Die Insel: Richies Haus

Es war einmal… so märchenhaft beginnt auch die Geschichte von Richies Haus. Vor mehr als einem Jahrhundert verliebte sich ein sehr sehr reicher Mann in die Insel und beschloss, hier eine mächtige Residenz zu bauen und eine eigene Distille gleich dazu. Ein sehr ehrgeiziges Vorhaben, da praktisch alle Baustoffe per Schiff geliefert werden mussten. Und eines Tages hatte es der Bauherr einfach satt. Oder verstarb. Oder, oder… Egal – was blieb, waren ein Paar kniehohe Grundmauern aus riesigen Basaltquadern, fast schon überwuchert. Ein zusammengebrochener Schornstein und ein ungedeckter Ziegelbau ein Stück entfernt. Und das Arbeiterhaus. Ein einfacher Einraumbau, solide gemauert mit einer Reihe kleiner, offener Fenster. Außerdem – zur Freude der jetzigen Inselbewohner- zwei hintereinander in den Felsen gehauene Kellerräume, von denen der hintere fast das ganze Jahr über eine gleichmäßig kühle Temperatur beibehält.
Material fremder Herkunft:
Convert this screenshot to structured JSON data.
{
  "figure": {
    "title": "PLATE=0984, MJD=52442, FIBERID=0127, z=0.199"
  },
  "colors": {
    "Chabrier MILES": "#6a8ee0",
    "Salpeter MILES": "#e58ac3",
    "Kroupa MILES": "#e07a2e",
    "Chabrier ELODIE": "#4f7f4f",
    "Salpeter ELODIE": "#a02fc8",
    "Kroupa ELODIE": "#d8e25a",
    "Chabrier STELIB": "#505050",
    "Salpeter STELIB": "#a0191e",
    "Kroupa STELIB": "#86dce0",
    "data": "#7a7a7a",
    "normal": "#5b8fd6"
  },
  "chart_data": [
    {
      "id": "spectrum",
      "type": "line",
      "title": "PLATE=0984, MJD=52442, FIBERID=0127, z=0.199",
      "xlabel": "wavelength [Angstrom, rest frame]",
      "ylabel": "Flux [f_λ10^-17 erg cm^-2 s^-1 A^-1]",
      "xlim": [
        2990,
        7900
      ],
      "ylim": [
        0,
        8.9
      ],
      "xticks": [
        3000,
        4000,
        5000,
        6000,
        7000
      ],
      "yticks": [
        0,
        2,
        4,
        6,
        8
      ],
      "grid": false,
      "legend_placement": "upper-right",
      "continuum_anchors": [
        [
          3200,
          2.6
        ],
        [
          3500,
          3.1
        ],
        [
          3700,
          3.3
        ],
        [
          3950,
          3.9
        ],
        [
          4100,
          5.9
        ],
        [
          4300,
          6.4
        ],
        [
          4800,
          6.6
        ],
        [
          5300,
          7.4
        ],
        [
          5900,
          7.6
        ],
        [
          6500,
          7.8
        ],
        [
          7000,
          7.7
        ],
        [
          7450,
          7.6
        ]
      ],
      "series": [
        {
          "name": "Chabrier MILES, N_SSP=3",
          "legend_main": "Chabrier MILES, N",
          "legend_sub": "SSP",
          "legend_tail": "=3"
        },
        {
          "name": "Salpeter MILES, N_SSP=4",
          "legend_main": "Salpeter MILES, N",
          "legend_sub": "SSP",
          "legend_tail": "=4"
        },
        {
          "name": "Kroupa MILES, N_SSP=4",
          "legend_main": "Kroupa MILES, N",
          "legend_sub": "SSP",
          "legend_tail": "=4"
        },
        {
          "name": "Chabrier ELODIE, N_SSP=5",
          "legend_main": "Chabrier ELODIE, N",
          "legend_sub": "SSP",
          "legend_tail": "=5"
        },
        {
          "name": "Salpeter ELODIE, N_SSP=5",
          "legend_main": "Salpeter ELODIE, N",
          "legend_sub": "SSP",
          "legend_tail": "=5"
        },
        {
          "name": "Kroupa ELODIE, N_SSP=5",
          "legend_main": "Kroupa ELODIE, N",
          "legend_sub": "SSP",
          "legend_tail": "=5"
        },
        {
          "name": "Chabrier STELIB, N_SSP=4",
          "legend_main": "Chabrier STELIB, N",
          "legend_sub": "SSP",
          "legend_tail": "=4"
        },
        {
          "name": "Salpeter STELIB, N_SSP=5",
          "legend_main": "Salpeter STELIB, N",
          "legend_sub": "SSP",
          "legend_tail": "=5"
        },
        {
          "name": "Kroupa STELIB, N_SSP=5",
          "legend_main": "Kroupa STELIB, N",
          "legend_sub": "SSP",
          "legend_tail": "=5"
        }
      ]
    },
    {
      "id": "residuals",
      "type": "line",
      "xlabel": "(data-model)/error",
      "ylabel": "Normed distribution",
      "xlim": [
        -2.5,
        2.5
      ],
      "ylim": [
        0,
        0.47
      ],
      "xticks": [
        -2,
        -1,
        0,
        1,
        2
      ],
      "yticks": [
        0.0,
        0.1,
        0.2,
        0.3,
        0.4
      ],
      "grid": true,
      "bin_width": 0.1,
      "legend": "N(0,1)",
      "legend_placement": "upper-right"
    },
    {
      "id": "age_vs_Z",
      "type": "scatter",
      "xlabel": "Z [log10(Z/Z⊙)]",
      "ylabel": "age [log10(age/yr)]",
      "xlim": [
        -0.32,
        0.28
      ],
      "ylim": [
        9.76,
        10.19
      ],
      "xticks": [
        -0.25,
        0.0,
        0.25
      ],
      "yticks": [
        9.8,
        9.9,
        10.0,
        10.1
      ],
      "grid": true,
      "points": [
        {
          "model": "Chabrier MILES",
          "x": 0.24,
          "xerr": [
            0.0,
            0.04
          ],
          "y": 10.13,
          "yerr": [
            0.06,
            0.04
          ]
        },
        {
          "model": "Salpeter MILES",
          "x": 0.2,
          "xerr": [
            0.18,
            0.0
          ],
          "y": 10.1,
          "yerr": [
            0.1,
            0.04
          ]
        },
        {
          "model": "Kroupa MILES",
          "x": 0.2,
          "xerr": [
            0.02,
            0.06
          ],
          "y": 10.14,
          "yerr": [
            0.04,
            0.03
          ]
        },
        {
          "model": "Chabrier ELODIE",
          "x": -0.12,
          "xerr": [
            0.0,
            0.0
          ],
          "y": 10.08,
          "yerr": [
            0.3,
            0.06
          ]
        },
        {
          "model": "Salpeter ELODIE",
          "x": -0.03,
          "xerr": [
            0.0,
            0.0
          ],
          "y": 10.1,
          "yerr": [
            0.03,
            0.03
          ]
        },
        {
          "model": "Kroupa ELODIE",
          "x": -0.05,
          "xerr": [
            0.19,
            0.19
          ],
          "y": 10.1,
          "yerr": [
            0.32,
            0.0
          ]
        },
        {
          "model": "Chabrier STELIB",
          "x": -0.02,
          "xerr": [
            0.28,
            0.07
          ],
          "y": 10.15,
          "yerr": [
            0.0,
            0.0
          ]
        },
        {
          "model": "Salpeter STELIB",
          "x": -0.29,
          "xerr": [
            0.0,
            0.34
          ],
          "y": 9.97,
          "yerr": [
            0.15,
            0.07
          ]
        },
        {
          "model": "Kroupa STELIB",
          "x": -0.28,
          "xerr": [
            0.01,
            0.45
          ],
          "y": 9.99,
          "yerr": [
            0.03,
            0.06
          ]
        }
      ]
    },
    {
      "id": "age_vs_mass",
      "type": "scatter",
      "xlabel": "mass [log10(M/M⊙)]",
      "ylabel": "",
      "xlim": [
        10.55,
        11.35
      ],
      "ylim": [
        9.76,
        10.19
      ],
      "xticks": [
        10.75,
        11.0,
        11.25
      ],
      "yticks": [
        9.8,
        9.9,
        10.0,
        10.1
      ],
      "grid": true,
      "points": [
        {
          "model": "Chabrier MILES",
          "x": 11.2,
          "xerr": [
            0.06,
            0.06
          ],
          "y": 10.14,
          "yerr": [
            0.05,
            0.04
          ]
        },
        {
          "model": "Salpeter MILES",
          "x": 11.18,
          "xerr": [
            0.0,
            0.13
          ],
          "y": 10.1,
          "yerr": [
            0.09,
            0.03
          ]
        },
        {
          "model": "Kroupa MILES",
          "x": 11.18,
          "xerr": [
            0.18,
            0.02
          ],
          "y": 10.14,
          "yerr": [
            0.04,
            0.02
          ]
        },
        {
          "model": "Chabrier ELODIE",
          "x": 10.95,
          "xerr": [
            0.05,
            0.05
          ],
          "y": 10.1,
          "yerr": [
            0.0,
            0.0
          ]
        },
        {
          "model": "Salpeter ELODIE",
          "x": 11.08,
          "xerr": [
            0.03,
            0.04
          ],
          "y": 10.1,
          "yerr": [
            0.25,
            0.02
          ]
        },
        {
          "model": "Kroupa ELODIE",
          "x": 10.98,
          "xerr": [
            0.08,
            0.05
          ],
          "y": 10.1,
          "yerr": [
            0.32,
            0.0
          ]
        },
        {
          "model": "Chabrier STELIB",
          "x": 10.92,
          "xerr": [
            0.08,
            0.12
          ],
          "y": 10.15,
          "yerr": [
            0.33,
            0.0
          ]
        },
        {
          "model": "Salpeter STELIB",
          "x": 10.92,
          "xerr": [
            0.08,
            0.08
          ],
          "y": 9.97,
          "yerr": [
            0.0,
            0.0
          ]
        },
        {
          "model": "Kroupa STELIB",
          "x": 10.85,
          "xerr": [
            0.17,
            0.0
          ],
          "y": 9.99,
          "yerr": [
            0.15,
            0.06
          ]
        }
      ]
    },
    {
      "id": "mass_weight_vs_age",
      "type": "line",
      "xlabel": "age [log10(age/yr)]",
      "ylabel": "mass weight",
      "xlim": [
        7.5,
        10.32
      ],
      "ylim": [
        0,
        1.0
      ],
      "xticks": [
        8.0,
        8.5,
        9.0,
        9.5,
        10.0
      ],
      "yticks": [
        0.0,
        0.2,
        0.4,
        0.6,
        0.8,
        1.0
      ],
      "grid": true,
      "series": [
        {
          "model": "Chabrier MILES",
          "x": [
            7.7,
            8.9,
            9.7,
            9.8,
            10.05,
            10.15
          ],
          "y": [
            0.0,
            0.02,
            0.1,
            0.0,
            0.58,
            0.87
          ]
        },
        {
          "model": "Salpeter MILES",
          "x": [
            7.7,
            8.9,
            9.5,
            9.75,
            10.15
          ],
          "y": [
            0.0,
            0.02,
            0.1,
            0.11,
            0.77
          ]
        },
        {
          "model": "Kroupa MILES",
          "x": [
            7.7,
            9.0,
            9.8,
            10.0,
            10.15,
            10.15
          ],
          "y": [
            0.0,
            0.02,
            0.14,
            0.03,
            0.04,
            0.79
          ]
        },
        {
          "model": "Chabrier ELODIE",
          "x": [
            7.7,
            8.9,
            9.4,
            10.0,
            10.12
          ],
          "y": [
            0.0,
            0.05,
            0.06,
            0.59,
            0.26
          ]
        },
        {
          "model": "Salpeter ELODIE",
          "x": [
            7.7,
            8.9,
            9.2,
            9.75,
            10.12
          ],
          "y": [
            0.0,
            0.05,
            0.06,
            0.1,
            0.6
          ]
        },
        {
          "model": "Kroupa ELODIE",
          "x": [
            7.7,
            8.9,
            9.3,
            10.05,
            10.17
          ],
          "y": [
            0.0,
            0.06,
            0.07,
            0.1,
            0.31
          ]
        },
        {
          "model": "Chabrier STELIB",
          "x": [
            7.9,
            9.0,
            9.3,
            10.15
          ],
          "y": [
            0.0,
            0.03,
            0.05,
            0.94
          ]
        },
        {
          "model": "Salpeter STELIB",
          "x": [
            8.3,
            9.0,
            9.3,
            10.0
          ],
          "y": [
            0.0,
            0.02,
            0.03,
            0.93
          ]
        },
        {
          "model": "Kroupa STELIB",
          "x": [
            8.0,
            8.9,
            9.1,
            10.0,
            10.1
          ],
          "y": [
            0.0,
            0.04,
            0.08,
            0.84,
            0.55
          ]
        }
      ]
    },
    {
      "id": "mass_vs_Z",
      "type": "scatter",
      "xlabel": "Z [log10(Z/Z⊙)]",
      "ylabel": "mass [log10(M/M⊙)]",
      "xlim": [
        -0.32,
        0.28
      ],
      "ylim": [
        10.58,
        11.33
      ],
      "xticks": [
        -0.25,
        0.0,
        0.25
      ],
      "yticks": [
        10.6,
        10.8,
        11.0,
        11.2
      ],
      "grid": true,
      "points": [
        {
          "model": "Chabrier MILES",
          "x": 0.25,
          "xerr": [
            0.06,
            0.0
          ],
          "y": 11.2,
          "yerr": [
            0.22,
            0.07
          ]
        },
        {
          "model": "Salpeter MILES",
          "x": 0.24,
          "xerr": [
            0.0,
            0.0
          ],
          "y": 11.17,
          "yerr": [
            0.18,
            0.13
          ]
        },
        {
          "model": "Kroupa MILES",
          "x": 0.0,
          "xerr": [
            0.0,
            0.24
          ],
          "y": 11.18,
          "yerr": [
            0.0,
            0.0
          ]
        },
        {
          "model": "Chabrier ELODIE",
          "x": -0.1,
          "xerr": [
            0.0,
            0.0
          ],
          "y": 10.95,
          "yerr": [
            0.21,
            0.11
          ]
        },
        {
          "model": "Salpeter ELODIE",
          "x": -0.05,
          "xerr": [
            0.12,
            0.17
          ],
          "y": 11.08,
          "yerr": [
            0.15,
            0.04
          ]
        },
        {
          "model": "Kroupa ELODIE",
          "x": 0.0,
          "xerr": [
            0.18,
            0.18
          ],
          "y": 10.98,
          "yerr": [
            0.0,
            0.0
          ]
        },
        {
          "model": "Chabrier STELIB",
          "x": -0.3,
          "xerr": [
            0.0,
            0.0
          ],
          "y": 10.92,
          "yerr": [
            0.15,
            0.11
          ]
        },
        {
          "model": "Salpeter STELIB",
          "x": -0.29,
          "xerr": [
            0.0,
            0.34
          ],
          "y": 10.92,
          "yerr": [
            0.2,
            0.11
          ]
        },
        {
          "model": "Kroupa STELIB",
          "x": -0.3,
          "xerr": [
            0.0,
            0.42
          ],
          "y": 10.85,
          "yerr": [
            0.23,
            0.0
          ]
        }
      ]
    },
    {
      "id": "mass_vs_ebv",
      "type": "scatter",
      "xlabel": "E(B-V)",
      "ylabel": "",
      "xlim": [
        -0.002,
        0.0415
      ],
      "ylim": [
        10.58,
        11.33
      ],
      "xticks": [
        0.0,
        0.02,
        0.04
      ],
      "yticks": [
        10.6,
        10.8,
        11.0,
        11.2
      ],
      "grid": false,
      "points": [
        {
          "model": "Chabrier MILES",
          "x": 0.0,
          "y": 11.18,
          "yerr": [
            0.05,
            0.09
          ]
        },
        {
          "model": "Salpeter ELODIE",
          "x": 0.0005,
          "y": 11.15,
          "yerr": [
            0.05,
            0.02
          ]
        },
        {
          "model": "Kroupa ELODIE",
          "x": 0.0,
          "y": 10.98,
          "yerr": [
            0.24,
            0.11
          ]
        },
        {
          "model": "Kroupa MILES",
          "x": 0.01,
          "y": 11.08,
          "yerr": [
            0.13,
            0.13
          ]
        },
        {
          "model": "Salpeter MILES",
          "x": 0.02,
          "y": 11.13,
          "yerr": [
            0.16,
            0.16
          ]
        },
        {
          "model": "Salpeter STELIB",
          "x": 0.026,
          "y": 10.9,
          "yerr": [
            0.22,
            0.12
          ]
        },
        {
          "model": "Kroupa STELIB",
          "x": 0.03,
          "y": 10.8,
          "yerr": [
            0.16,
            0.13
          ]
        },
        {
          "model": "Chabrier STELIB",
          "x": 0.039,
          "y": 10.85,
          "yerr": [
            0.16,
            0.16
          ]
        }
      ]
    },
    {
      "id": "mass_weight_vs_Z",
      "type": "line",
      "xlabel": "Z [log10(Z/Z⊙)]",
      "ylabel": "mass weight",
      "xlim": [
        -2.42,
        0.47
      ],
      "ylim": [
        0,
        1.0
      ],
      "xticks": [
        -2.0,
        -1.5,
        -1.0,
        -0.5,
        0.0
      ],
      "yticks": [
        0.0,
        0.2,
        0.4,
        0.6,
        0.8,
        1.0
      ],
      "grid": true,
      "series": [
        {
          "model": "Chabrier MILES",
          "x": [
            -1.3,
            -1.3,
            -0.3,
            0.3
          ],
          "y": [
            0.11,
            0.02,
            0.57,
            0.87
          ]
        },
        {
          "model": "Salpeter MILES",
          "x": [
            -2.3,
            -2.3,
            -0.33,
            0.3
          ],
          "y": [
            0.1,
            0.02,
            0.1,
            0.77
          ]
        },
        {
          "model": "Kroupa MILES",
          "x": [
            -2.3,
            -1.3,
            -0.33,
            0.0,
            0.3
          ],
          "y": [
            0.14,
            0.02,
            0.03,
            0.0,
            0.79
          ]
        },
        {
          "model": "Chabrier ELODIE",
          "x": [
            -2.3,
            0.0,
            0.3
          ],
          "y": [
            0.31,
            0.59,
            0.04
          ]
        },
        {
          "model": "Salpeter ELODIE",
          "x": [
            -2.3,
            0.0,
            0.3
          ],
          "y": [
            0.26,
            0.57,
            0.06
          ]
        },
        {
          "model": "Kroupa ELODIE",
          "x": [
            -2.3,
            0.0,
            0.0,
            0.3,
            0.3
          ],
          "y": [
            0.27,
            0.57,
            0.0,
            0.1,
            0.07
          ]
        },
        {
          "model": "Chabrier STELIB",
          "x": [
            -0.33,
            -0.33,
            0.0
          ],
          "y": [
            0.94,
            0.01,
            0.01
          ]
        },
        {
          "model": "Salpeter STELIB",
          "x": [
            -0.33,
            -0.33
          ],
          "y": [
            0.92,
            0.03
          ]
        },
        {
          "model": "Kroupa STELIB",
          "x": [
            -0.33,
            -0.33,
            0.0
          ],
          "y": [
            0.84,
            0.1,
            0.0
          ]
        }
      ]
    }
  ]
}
Richies Haus war eigentlich eine Verballhornung aus „The Rich Man’s House“, zu der die Touristen die einzige Attraktion der Insel aussprachlich verschliffen hatten. Heute sind die Keller ein Segen für die Wintervorräte der Bewohner. Im Arbeiterhaus wohnt Callum, nachdem er das Dach ausgebessert und Läden vor die Fenster gesetzt hatte. Er mag es hier draußen. Die Quelle liegt nicht weit vom Haus, er hat sogar schon über eine Wasserleitung nachgedacht. Strom gibt es keinen, aber Callum ist das Licht der Öllampen und Kerzen allemal lieber und wie heute kocht, brät und backt er fast das ganze Jahr draußen über dem offenen Feuer.
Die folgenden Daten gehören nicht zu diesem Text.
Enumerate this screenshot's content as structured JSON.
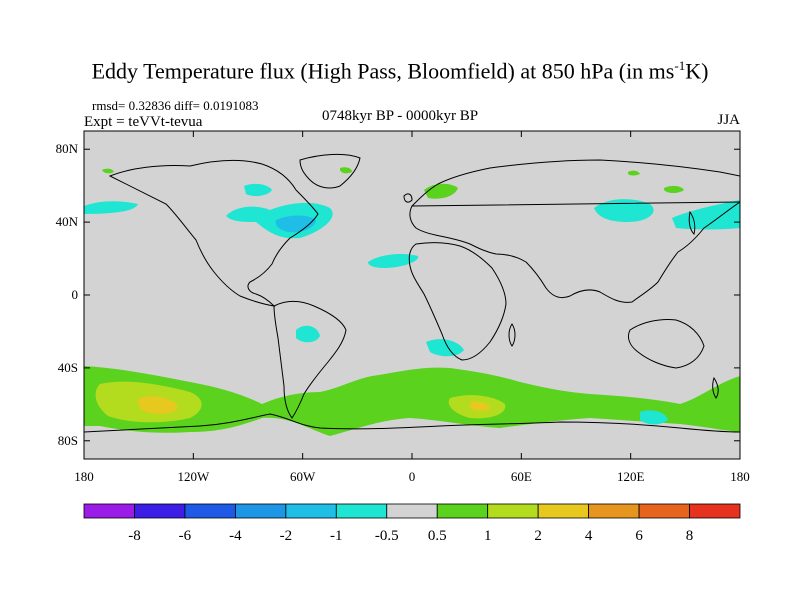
{
  "title": {
    "main": "Eddy Temperature flux (High Pass, Bloomfield) at 850 hPa (in ms",
    "sup": "-1",
    "unit": "K)"
  },
  "stats": "rmsd= 0.32836 diff= 0.0191083",
  "experiment": "Expt = teVVt-tevua",
  "period": "0748kyr BP - 0000kyr BP",
  "season": "JJA",
  "map": {
    "lon_range": [
      -180,
      180
    ],
    "lat_range": [
      -90,
      90
    ],
    "background_color": "#d3d3d3",
    "y_ticks": [
      {
        "lat": 80,
        "label": "80N"
      },
      {
        "lat": 40,
        "label": "40N"
      },
      {
        "lat": 0,
        "label": "0"
      },
      {
        "lat": -40,
        "label": "40S"
      },
      {
        "lat": -80,
        "label": "80S"
      }
    ],
    "x_ticks": [
      {
        "lon": -180,
        "label": "180"
      },
      {
        "lon": -120,
        "label": "120W"
      },
      {
        "lon": -60,
        "label": "60W"
      },
      {
        "lon": 0,
        "label": "0"
      },
      {
        "lon": 60,
        "label": "60E"
      },
      {
        "lon": 120,
        "label": "120E"
      },
      {
        "lon": 180,
        "label": "180"
      }
    ]
  },
  "colorbar": {
    "labels": [
      "-8",
      "-6",
      "-4",
      "-2",
      "-1",
      "-0.5",
      "0.5",
      "1",
      "2",
      "4",
      "6",
      "8"
    ],
    "colors": [
      "#9a1ce6",
      "#3c1ee6",
      "#1e5ae6",
      "#1e96e6",
      "#1ebee6",
      "#1ee6d2",
      "#d3d3d3",
      "#5ad21e",
      "#b4dc1e",
      "#e6c81e",
      "#e6961e",
      "#e6641e",
      "#e6321e"
    ]
  }
}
Heute dreht sich ein Kaninchen am Spieß über dem offenen Feuer. Fleisch ist ein seltenes Gut hier auf der Insel. Es gab zwar eine Menge Kaninchen, die aber haben sich schnell rar gemacht, als sie merkten, dass sie auf dem Speiseplan standen. Nur selten verfängt sich eines der scheuen Tiere in Callums Fallen. In den Gesichtern der beiden Gestalten, die da am Feuer hocken, spiegelt sich der Feuerschein und beleuchtet eine schlichte und tiefe Zufriedenheit. Pal lächelt schon wieder. Und beide tragen diese blauen Rollkragenpullover.